Annuity products have also seen a decline in sales as a result of the low interest rate climate in recent years. 

But for Emma Byron, managing director of Legal & General’s individual annuities business, there are plenty of opportunities to be had in the market.

These are being driven by the massive gap in the retirement market, which is ever wider because providers have failed to find the best ways to adapt to a market still in its infancy following the announcements about the end of compulsory annuitisation.

Ms Byron said: “We still believe very much in all the growth drivers for the market, such as the ageing population, the continued move from defined benefit to defined contribution. Interest rates will not necessarily stay low forever and equity markets have become more volatile.

“All of that stuff drives annuities and when we speak to our customers they still tell us they want peace of mind and security, which often means annuity is the right answer for them.

“Annuities are not bad.

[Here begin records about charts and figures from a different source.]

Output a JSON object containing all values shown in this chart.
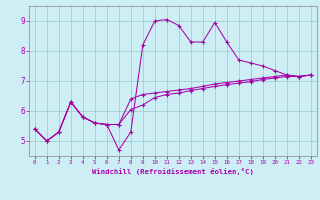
{
  "xlabel": "Windchill (Refroidissement éolien,°C)",
  "background_color": "#cdeef5",
  "grid_color": "#9dcfcf",
  "line_color": "#aa00aa",
  "xlim": [
    -0.5,
    23.5
  ],
  "ylim": [
    4.5,
    9.5
  ],
  "xticks": [
    0,
    1,
    2,
    3,
    4,
    5,
    6,
    7,
    8,
    9,
    10,
    11,
    12,
    13,
    14,
    15,
    16,
    17,
    18,
    19,
    20,
    21,
    22,
    23
  ],
  "yticks": [
    5,
    6,
    7,
    8,
    9
  ],
  "line1_x": [
    0,
    1,
    2,
    3,
    4,
    5,
    6,
    7,
    8,
    9,
    10,
    11,
    12,
    13,
    14,
    15,
    16,
    17,
    18,
    19,
    20,
    21,
    22,
    23
  ],
  "line1_y": [
    5.4,
    5.0,
    5.3,
    6.3,
    5.8,
    5.6,
    5.55,
    4.7,
    5.3,
    8.2,
    9.0,
    9.05,
    8.85,
    8.3,
    8.3,
    8.95,
    8.3,
    7.7,
    7.6,
    7.5,
    7.35,
    7.2,
    7.15,
    7.2
  ],
  "line2_x": [
    0,
    1,
    2,
    3,
    4,
    5,
    6,
    7,
    8,
    9,
    10,
    11,
    12,
    13,
    14,
    15,
    16,
    17,
    18,
    19,
    20,
    21,
    22,
    23
  ],
  "line2_y": [
    5.4,
    5.0,
    5.3,
    6.3,
    5.8,
    5.6,
    5.55,
    5.55,
    6.4,
    6.55,
    6.6,
    6.65,
    6.7,
    6.75,
    6.82,
    6.9,
    6.95,
    7.0,
    7.05,
    7.1,
    7.15,
    7.2,
    7.15,
    7.2
  ],
  "line3_x": [
    0,
    1,
    2,
    3,
    4,
    5,
    6,
    7,
    8,
    9,
    10,
    11,
    12,
    13,
    14,
    15,
    16,
    17,
    18,
    19,
    20,
    21,
    22,
    23
  ],
  "line3_y": [
    5.4,
    5.0,
    5.3,
    6.3,
    5.8,
    5.6,
    5.55,
    5.55,
    6.05,
    6.2,
    6.45,
    6.55,
    6.6,
    6.68,
    6.75,
    6.82,
    6.88,
    6.93,
    6.98,
    7.05,
    7.1,
    7.15,
    7.15,
    7.2
  ]
}
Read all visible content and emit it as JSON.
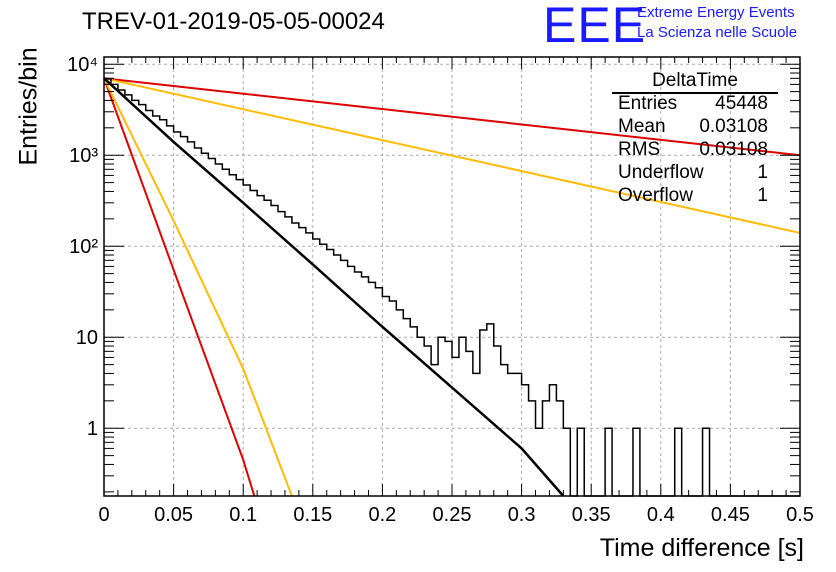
{
  "header": {
    "title": "TREV-01-2019-05-05-00024",
    "logo_text": "EEE",
    "logo_line1": "Extreme Energy Events",
    "logo_line2": "La Scienza nelle Scuole"
  },
  "stats_box": {
    "title": "DeltaTime",
    "rows": [
      {
        "key": "Entries",
        "value": "45448"
      },
      {
        "key": "Mean",
        "value": "0.03108"
      },
      {
        "key": "RMS",
        "value": "0.03108"
      },
      {
        "key": "Underflow",
        "value": "1"
      },
      {
        "key": "Overflow",
        "value": "1"
      }
    ]
  },
  "colors": {
    "histogram": "#000000",
    "fit": "#000000",
    "red": "#dd0000",
    "orange": "#ffbb00",
    "grid": "#aaaaaa",
    "logo": "#1a1aff"
  },
  "chart_data": {
    "type": "line",
    "title": "TREV-01-2019-05-05-00024",
    "xlabel": "Time difference [s]",
    "ylabel": "Entries/bin",
    "xlim": [
      0,
      0.5
    ],
    "ylim": [
      0.18,
      12000
    ],
    "y_scale": "log",
    "grid": true,
    "x_ticks": [
      "0",
      "0.05",
      "0.1",
      "0.15",
      "0.2",
      "0.25",
      "0.3",
      "0.35",
      "0.4",
      "0.45",
      "0.5"
    ],
    "y_ticks": [
      {
        "label": "1",
        "value": 1
      },
      {
        "label": "10",
        "value": 10
      },
      {
        "label": "10²",
        "value": 100
      },
      {
        "label": "10³",
        "value": 1000
      },
      {
        "label": "10⁴",
        "value": 10000
      }
    ],
    "histogram": {
      "bin_width": 0.005,
      "counts": [
        6900,
        6000,
        5200,
        4600,
        4000,
        3600,
        3100,
        2700,
        2450,
        2100,
        1800,
        1600,
        1400,
        1200,
        1050,
        920,
        800,
        700,
        610,
        540,
        470,
        410,
        360,
        320,
        280,
        240,
        210,
        180,
        160,
        140,
        120,
        105,
        92,
        80,
        70,
        60,
        52,
        46,
        40,
        35,
        28,
        25,
        20,
        16,
        13,
        10,
        8,
        5,
        10,
        9,
        6,
        10,
        7,
        4,
        12,
        14,
        8,
        5,
        4,
        4,
        3,
        2,
        1,
        2,
        3,
        2,
        1,
        0,
        1,
        0,
        0,
        0,
        1,
        0,
        0,
        0,
        1,
        0,
        0,
        0,
        0,
        0,
        1,
        0,
        0,
        0,
        1,
        0,
        0,
        0,
        0,
        0,
        0,
        0,
        0,
        0,
        0,
        0,
        0,
        0
      ]
    },
    "series": [
      {
        "name": "fit",
        "color": "#000000",
        "x": [
          0,
          0.05,
          0.1,
          0.15,
          0.2,
          0.25,
          0.3,
          0.33
        ],
        "values": [
          7000,
          1400,
          300,
          63,
          13,
          2.8,
          0.6,
          0.18
        ]
      },
      {
        "color": "#dd0000",
        "x": [
          0,
          0.5
        ],
        "values": [
          7000,
          1000
        ]
      },
      {
        "color": "#ffbb00",
        "x": [
          0,
          0.5
        ],
        "values": [
          7000,
          140
        ]
      },
      {
        "color": "#dd0000",
        "x": [
          0,
          0.05,
          0.1,
          0.108
        ],
        "values": [
          7000,
          55,
          0.45,
          0.18
        ]
      },
      {
        "color": "#ffbb00",
        "x": [
          0,
          0.05,
          0.1,
          0.135
        ],
        "values": [
          7000,
          190,
          4.5,
          0.18
        ]
      }
    ]
  }
}
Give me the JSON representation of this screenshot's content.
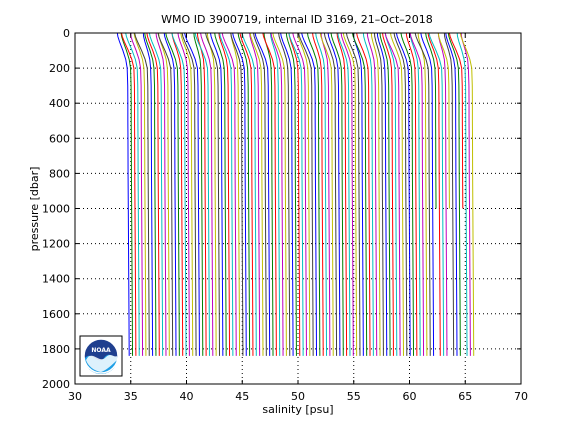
{
  "chart_data": {
    "type": "line",
    "title": "WMO ID 3900719, internal ID 3169, 21–Oct–2018",
    "xlabel": "salinity [psu]",
    "ylabel": "pressure [dbar]",
    "xlim": [
      30,
      70
    ],
    "ylim": [
      0,
      2000
    ],
    "y_reversed": true,
    "grid": true,
    "grid_style": "dotted",
    "x_ticks": [
      30,
      35,
      40,
      45,
      50,
      55,
      60,
      65,
      70
    ],
    "y_ticks": [
      0,
      200,
      400,
      600,
      800,
      1000,
      1200,
      1400,
      1600,
      1800,
      2000
    ],
    "description_of_series": "Many stacked salinity profiles, each offset successively by about 0.3 psu",
    "profile_count": 104,
    "profile_offset_psu": 0.3,
    "base_salinity_psu": 33.8,
    "base_profile": {
      "pressure": [
        0,
        20,
        50,
        100,
        150,
        200,
        300,
        400,
        500,
        600,
        800,
        1000,
        1200,
        1400,
        1600,
        1840
      ],
      "salinity": [
        33.8,
        33.85,
        34.0,
        34.3,
        34.55,
        34.68,
        34.73,
        34.74,
        34.74,
        34.75,
        34.76,
        34.78,
        34.8,
        34.82,
        34.84,
        34.86
      ]
    },
    "line_colors": [
      "#0000ff",
      "#008000",
      "#ff0000",
      "#00bfbf",
      "#bf00bf",
      "#bfbf00",
      "#404040"
    ],
    "logo_text": "NOAA"
  }
}
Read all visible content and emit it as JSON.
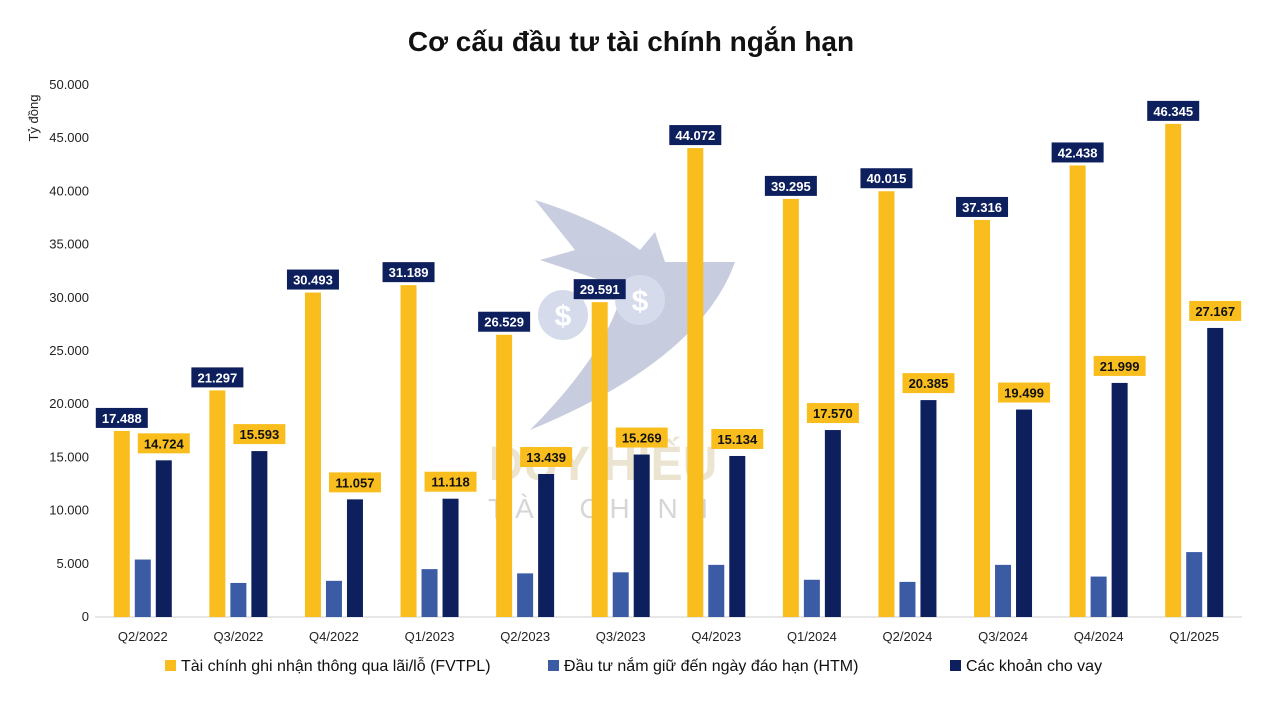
{
  "chart_data": {
    "type": "bar",
    "title": "Cơ cấu đầu tư tài chính ngắn hạn",
    "ylabel": "Tỷ đồng",
    "xlabel": "",
    "ylim": [
      0,
      50000
    ],
    "yticks": [
      0,
      5000,
      10000,
      15000,
      20000,
      25000,
      30000,
      35000,
      40000,
      45000,
      50000
    ],
    "ytick_labels": [
      "0",
      "5.000",
      "10.000",
      "15.000",
      "20.000",
      "25.000",
      "30.000",
      "35.000",
      "40.000",
      "45.000",
      "50.000"
    ],
    "categories": [
      "Q2/2022",
      "Q3/2022",
      "Q4/2022",
      "Q1/2023",
      "Q2/2023",
      "Q3/2023",
      "Q4/2023",
      "Q1/2024",
      "Q2/2024",
      "Q3/2024",
      "Q4/2024",
      "Q1/2025"
    ],
    "series": [
      {
        "name": "Tài chính ghi nhận thông qua lãi/lỗ (FVTPL)",
        "color": "#F9BE1E",
        "values": [
          17488,
          21297,
          30493,
          31189,
          26529,
          29591,
          44072,
          39295,
          40015,
          37316,
          42438,
          46345
        ],
        "labels": [
          "17.488",
          "21.297",
          "30.493",
          "31.189",
          "26.529",
          "29.591",
          "44.072",
          "39.295",
          "40.015",
          "37.316",
          "42.438",
          "46.345"
        ]
      },
      {
        "name": "Đầu tư nắm giữ đến ngày đáo hạn (HTM)",
        "color": "#3B5BA5",
        "values": [
          5400,
          3200,
          3400,
          4500,
          4100,
          4200,
          4900,
          3500,
          3300,
          4900,
          3800,
          6100
        ]
      },
      {
        "name": "Các khoản cho vay",
        "color": "#0D1F5C",
        "values": [
          14724,
          15593,
          11057,
          11118,
          13439,
          15269,
          15134,
          17570,
          20385,
          19499,
          21999,
          27167
        ],
        "labels": [
          "14.724",
          "15.593",
          "11.057",
          "11.118",
          "13.439",
          "15.269",
          "15.134",
          "17.570",
          "20.385",
          "19.499",
          "21.999",
          "27.167"
        ]
      }
    ],
    "fvtpl_label_style": {
      "background": "#0D1F5C",
      "text_color": "#FFFFFF"
    },
    "loans_label_style": {
      "background": "#F9BE1E",
      "text_color": "#111111"
    },
    "legend": "bottom",
    "grid": false
  },
  "watermark": {
    "brand": "DUY HIẾU",
    "sub": "TÀI CHÍNH",
    "icon": "shield-dollar-icon"
  }
}
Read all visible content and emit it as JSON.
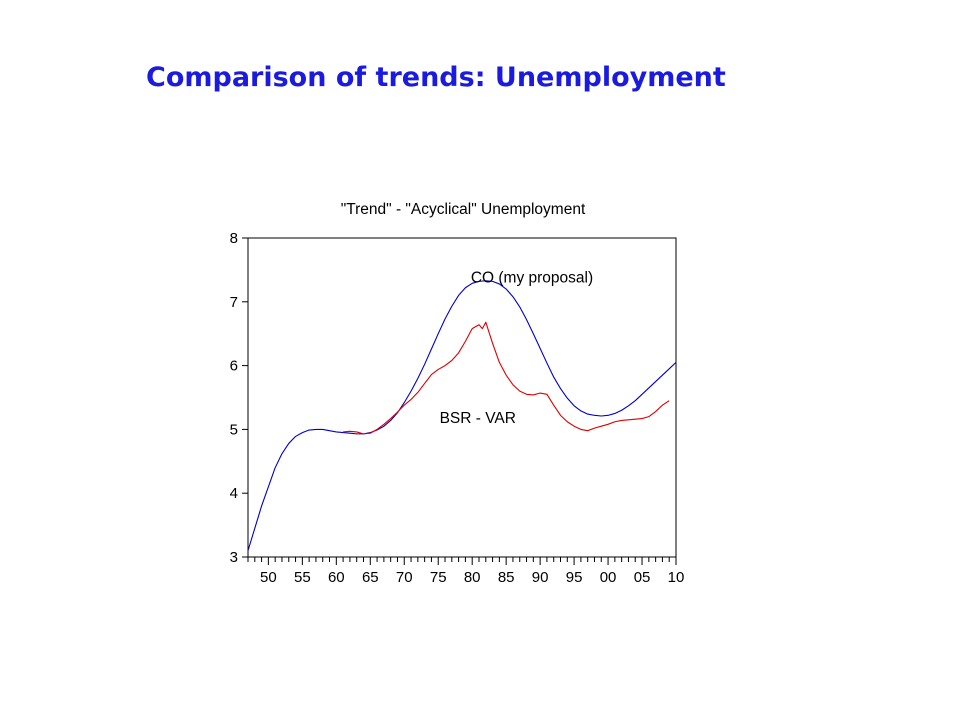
{
  "slide": {
    "title": "Comparison of trends: Unemployment"
  },
  "chart_data": {
    "type": "line",
    "title": "\"Trend\" - \"Acyclical\" Unemployment",
    "xlabel": "",
    "ylabel": "",
    "xlim": [
      1947,
      2010
    ],
    "ylim": [
      3,
      8
    ],
    "x_ticks": [
      {
        "value": 1950,
        "label": "50"
      },
      {
        "value": 1955,
        "label": "55"
      },
      {
        "value": 1960,
        "label": "60"
      },
      {
        "value": 1965,
        "label": "65"
      },
      {
        "value": 1970,
        "label": "70"
      },
      {
        "value": 1975,
        "label": "75"
      },
      {
        "value": 1980,
        "label": "80"
      },
      {
        "value": 1985,
        "label": "85"
      },
      {
        "value": 1990,
        "label": "90"
      },
      {
        "value": 1995,
        "label": "95"
      },
      {
        "value": 2000,
        "label": "00"
      },
      {
        "value": 2005,
        "label": "05"
      },
      {
        "value": 2010,
        "label": "10"
      }
    ],
    "y_ticks": [
      3,
      4,
      5,
      6,
      7,
      8
    ],
    "grid": false,
    "legend": "none",
    "series": [
      {
        "name": "CO (my proposal)",
        "color": "#0000cc",
        "x": [
          1947,
          1948,
          1949,
          1950,
          1951,
          1952,
          1953,
          1954,
          1955,
          1956,
          1957,
          1958,
          1959,
          1960,
          1961,
          1962,
          1963,
          1964,
          1965,
          1966,
          1967,
          1968,
          1969,
          1970,
          1971,
          1972,
          1973,
          1974,
          1975,
          1976,
          1977,
          1978,
          1979,
          1980,
          1981,
          1982,
          1983,
          1984,
          1985,
          1986,
          1987,
          1988,
          1989,
          1990,
          1991,
          1992,
          1993,
          1994,
          1995,
          1996,
          1997,
          1998,
          1999,
          2000,
          2001,
          2002,
          2003,
          2004,
          2005,
          2006,
          2007,
          2008,
          2009,
          2010
        ],
        "y": [
          3.1,
          3.45,
          3.8,
          4.1,
          4.4,
          4.62,
          4.78,
          4.89,
          4.95,
          4.99,
          5.0,
          5.0,
          4.98,
          4.96,
          4.95,
          4.94,
          4.93,
          4.93,
          4.95,
          4.99,
          5.05,
          5.14,
          5.26,
          5.42,
          5.6,
          5.8,
          6.02,
          6.26,
          6.5,
          6.73,
          6.93,
          7.1,
          7.22,
          7.29,
          7.32,
          7.33,
          7.32,
          7.28,
          7.2,
          7.08,
          6.92,
          6.72,
          6.5,
          6.27,
          6.04,
          5.82,
          5.64,
          5.49,
          5.37,
          5.29,
          5.24,
          5.22,
          5.21,
          5.22,
          5.25,
          5.3,
          5.37,
          5.45,
          5.55,
          5.65,
          5.75,
          5.85,
          5.95,
          6.05
        ]
      },
      {
        "name": "BSR - VAR",
        "color": "#dd0000",
        "x": [
          1961,
          1962,
          1963,
          1964,
          1965,
          1966,
          1967,
          1968,
          1969,
          1970,
          1971,
          1972,
          1973,
          1974,
          1975,
          1976,
          1977,
          1978,
          1979,
          1980,
          1981,
          1981.5,
          1982,
          1983,
          1984,
          1985,
          1986,
          1987,
          1988,
          1989,
          1990,
          1991,
          1992,
          1993,
          1994,
          1995,
          1996,
          1997,
          1998,
          1999,
          2000,
          2001,
          2002,
          2003,
          2004,
          2005,
          2006,
          2007,
          2008,
          2009
        ],
        "y": [
          4.96,
          4.97,
          4.96,
          4.93,
          4.94,
          5.0,
          5.08,
          5.17,
          5.27,
          5.38,
          5.47,
          5.58,
          5.72,
          5.86,
          5.94,
          6.0,
          6.08,
          6.2,
          6.38,
          6.58,
          6.64,
          6.58,
          6.68,
          6.35,
          6.05,
          5.85,
          5.7,
          5.6,
          5.55,
          5.54,
          5.57,
          5.55,
          5.38,
          5.22,
          5.12,
          5.05,
          5.0,
          4.98,
          5.02,
          5.05,
          5.08,
          5.12,
          5.14,
          5.15,
          5.16,
          5.17,
          5.2,
          5.28,
          5.38,
          5.45
        ]
      }
    ],
    "annotations": [
      {
        "text": "CO (my proposal)",
        "x": 1979.8,
        "y": 7.3
      },
      {
        "text": "BSR - VAR",
        "x": 1975.2,
        "y": 5.1
      }
    ]
  }
}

Just because the chancellor said you don’t have to buy one, does not mean it is a bad thing to do. It is our job to demonstrate factually to the market that annuities are not poor value for money.”

Despite a reduction in the number of annuity providers in the market, L&G is still standing strong. For the provider it was a “considered decision” to stay.

Ms Byron added: “Back then we adopted a care and maintenance approach with the business. Obviously we knew the market would drop significantly, which is what happened.

“But we also thought, all the non-core annuity players in the market would likely leave, and therefore we would still want to compete and be a sizeable market player.

“We saw where the market settled and it is now quite an easy decision for us to say. So, we are absolutely committed to this market.”

According to Ms Byron providers need to focus more on how the products are delivered to clients rather than continually rolling out new offerings.

She explained that customers are still confused by the products they see, while the flexibility is not always there to meet the changing needs of the customer at different ages.

“What you need at 65 is likely to change when you get to 80 to 85. So we need to bring in that dimension of change over time, and then we can tell customers what products will help them meet their needs, rather than starting with products and words customers cannot engage with.

“We know not enough people go and see advisers. We need to start with the customer's needs, goals and aspirations for retirement, as that is likely to change.”

So, to address the retirement gap issues, L&G has started holding advice breakfast sessions where it shares customer research and explains the challenges customers are facing in retirement.

The company is also doing work to demonstrate the value of annuities versus drawdown.

“Let’s assume we get 4 per cent on drawdown, what happens if there is a market shock and how does that change things for people?” Ms Byron said. "What happened to people who went into drawdown five years ago? Are they likely to run out of money?

It is not a one-product silver bullet solution. It is much more about the engagement of customers.Emma Byron

“How does the new world of retirement work and how can we help you position annuities with your consumers with messages that will resonate with them?” This does not mean L&G is saying that annuities are always the right answer, Ms Byron is keen to stress.

“Equally, drawdown is not always the right answer for people,” she added. “Drawdown may be the right answer when you are 65, but for that same individual do they want to be in drawdown at 80? We have concerns around cognitive decline as people age. When a customer is in their eighties or nineties or when they start suffering from dementia, do you want to be advising them on a drawdown product? Probably not.

“It is not a one-product silver bullet solution. It is much more about the engagement of customers.”

Ms Byron added, instead of pushing the product first, providers need to look at an individual’s basic needs and then work out the best product that can help them.

L&G is also considering a robo-advice offering, which Ms Bryon said will not replace advisers they do business with. Rather, it will complement what they do and help them with the messaging they are giving.

The company has also made improvements to its underwriting capability and pricing, to make sure more customers qualify for enhanced uplifts, while it is expanding its distribution team.